Chronic hepatitis B infection induces progressive liver disease. Before nucleos(t)ide analogs (NUCs) became established as a safe and effective treatment for hepatitis B, it was difficult to suppress the activity of the hepatitis B virus (HBV). Currently, many patients with hepatitis or cirrhosis associated with HBV are treated with NUCs for an extended period of time, and the effects, benefits, and limitations of these treatments have been apparent. This article reviews HBV-related cirrhosis, its natural course and survival, histological improvement after NUC treatments, treatment effects for decompensated cirrhosis, the incidence of hepatocellular carcinoma (HCC) after NUC treatments, and the efficacy of NUC treatments before and after the treatment of patients for HBV-related HCC. Of particular interest are the histological improvements, including regression of fibrosis, that have been achieved with NUC treatments. Liver function of patients with decompensated cirrhosis has significantly improved regardless of the type of NUC applied, and treatment with NUCs has reduced the incidence of HCC in cirrhotic patients. However, cirrhosis remains the strongest risk factor for HCC occurrence following NUC treatments, and the long-term cumulative incidence of HCC after NUC treatments remains high. When recurrence does occur, it is important to reconsider the treatment modality according to the degree of improved liver function that was achieved.

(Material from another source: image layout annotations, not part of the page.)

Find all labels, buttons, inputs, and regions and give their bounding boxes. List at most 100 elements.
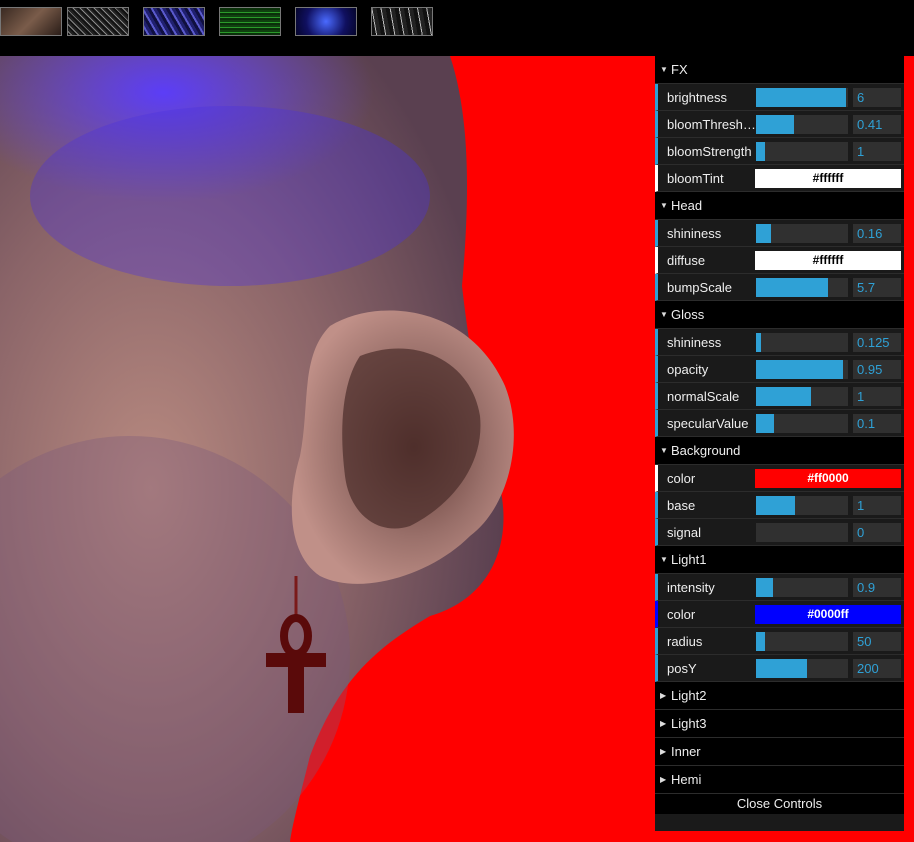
slider-fill (756, 224, 771, 243)
specular-value-slider[interactable] (756, 414, 848, 433)
thumbnail-bar (0, 0, 914, 56)
slider-fill (756, 360, 844, 379)
triangle-down-icon: ▼ (660, 446, 668, 455)
control-pos-y: posY 200 (655, 655, 904, 682)
control-label: shininess (667, 335, 722, 350)
triangle-down-icon: ▼ (660, 555, 668, 564)
thumb-wireframe[interactable] (371, 7, 433, 36)
control-label: base (667, 498, 696, 513)
control-label: bumpScale (667, 280, 733, 295)
light1-color-input[interactable]: #0000ff (755, 605, 901, 624)
bump-scale-input[interactable]: 5.7 (853, 278, 901, 297)
slider-fill (756, 414, 775, 433)
opacity-slider[interactable] (756, 360, 848, 379)
bump-scale-slider[interactable] (756, 278, 848, 297)
opacity-input[interactable]: 0.95 (853, 360, 901, 379)
close-controls-button[interactable]: Close Controls (655, 794, 904, 814)
bloom-tint-color-input[interactable]: #ffffff (755, 169, 901, 188)
signal-slider[interactable] (756, 523, 848, 542)
control-label: intensity (667, 580, 715, 595)
radius-input[interactable]: 50 (853, 632, 901, 651)
folder-light1-title: Light1 (671, 552, 707, 567)
control-label: bloomThresho.. (667, 117, 757, 132)
folder-fx[interactable]: ▼ FX (655, 56, 904, 84)
triangle-right-icon: ▶ (660, 775, 667, 784)
slider-fill (756, 278, 828, 297)
triangle-down-icon: ▼ (660, 310, 668, 319)
gloss-shininess-slider[interactable] (756, 333, 848, 352)
control-radius: radius 50 (655, 628, 904, 655)
control-label: bloomStrength (667, 144, 752, 159)
folder-light1[interactable]: ▼ Light1 (655, 546, 904, 574)
folder-background-title: Background (671, 443, 741, 458)
pos-y-slider[interactable] (756, 659, 848, 678)
slider-fill (756, 333, 761, 352)
intensity-input[interactable]: 0.9 (853, 578, 901, 597)
head-shininess-slider[interactable] (756, 224, 848, 243)
slider-fill (756, 578, 773, 597)
radius-slider[interactable] (756, 632, 848, 651)
slider-fill (756, 387, 812, 406)
triangle-down-icon: ▼ (660, 65, 668, 74)
thumb-blue-glow[interactable] (295, 7, 357, 36)
folder-hemi-title: Hemi (671, 772, 702, 787)
brightness-input[interactable]: 6 (853, 88, 901, 107)
triangle-right-icon: ▶ (660, 747, 667, 756)
controls-panel: ▼ FX brightness 6 bloomThresho.. 0.41 bl… (655, 56, 904, 831)
folder-hemi[interactable]: ▶ Hemi (655, 766, 904, 794)
folder-light2-title: Light2 (671, 688, 707, 703)
base-input[interactable]: 1 (853, 496, 901, 515)
background-color-input[interactable]: #ff0000 (755, 469, 901, 488)
thumb-noise[interactable] (67, 7, 129, 36)
head-shininess-input[interactable]: 0.16 (853, 224, 901, 243)
thumb-green-pattern[interactable] (219, 7, 281, 36)
control-bloom-strength: bloomStrength 1 (655, 138, 904, 165)
bloom-threshold-slider[interactable] (756, 115, 848, 134)
normal-scale-slider[interactable] (756, 387, 848, 406)
control-brightness: brightness 6 (655, 84, 904, 111)
control-label: opacity (667, 362, 709, 377)
pos-y-input[interactable]: 200 (853, 659, 901, 678)
folder-head[interactable]: ▼ Head (655, 192, 904, 220)
render-viewport[interactable] (0, 56, 655, 842)
control-background-color: color #ff0000 (655, 465, 904, 492)
brightness-slider[interactable] (756, 88, 848, 107)
gloss-shininess-input[interactable]: 0.125 (853, 333, 901, 352)
thumb-blue-pattern[interactable] (143, 7, 205, 36)
control-label: normalScale (667, 389, 740, 404)
folder-gloss[interactable]: ▼ Gloss (655, 301, 904, 329)
triangle-right-icon: ▶ (660, 719, 667, 728)
control-label: diffuse (667, 253, 706, 268)
folder-inner[interactable]: ▶ Inner (655, 738, 904, 766)
triangle-right-icon: ▶ (660, 691, 667, 700)
folder-inner-title: Inner (671, 744, 701, 759)
bloom-strength-slider[interactable] (756, 142, 848, 161)
control-label: signal (667, 525, 701, 540)
thumb-portrait[interactable] (0, 7, 62, 36)
bloom-threshold-input[interactable]: 0.41 (853, 115, 901, 134)
folder-light2[interactable]: ▶ Light2 (655, 682, 904, 710)
specular-value-input[interactable]: 0.1 (853, 414, 901, 433)
signal-input[interactable]: 0 (853, 523, 901, 542)
diffuse-color-input[interactable]: #ffffff (755, 251, 901, 270)
control-label: shininess (667, 226, 722, 241)
slider-fill (756, 632, 766, 651)
folder-head-title: Head (671, 198, 703, 213)
base-slider[interactable] (756, 496, 848, 515)
control-intensity: intensity 0.9 (655, 574, 904, 601)
control-label: brightness (667, 90, 727, 105)
intensity-slider[interactable] (756, 578, 848, 597)
normal-scale-input[interactable]: 1 (853, 387, 901, 406)
control-label: color (667, 471, 696, 486)
control-label: bloomTint (667, 171, 724, 186)
control-bloom-threshold: bloomThresho.. 0.41 (655, 111, 904, 138)
control-diffuse: diffuse #ffffff (655, 247, 904, 274)
folder-gloss-title: Gloss (671, 307, 705, 322)
folder-fx-title: FX (671, 62, 688, 77)
control-gloss-shininess: shininess 0.125 (655, 329, 904, 356)
slider-fill (756, 115, 794, 134)
folder-light3[interactable]: ▶ Light3 (655, 710, 904, 738)
bloom-strength-input[interactable]: 1 (853, 142, 901, 161)
folder-background[interactable]: ▼ Background (655, 437, 904, 465)
slider-fill (756, 142, 766, 161)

Keywords: Hepatitis B, Nucleos(t)ide analogue, Liver cirrhosis, Lamivudine, Entecavir

Core tip: We presented the benefits of nucleos(t)ide analogs (NUCs) treatments for HBV-related cirrhosis in this article. NUC treatments have been found to improve inflammation and fibrosis in the liver of cirrhotic patients. Moreover, even in patients with decompensated cirrhosis, liver function has improved in many cases. Furthermore, although NUC treatments can reduce the incidence of hepatocellular carcinoma (HCC), rates of HCC remain high in patients with cirrhosis. NUC treatments have been found to improve liver function and the survival of patients with HCC. Improved liver function was also achieved by providing NUC treatments for hepatitis B virus-related HCC when recurrent tumors developed. Therefore, it is important to select the most appropriate treatment method considering the alterations in liver function that may occur following NUC treatments.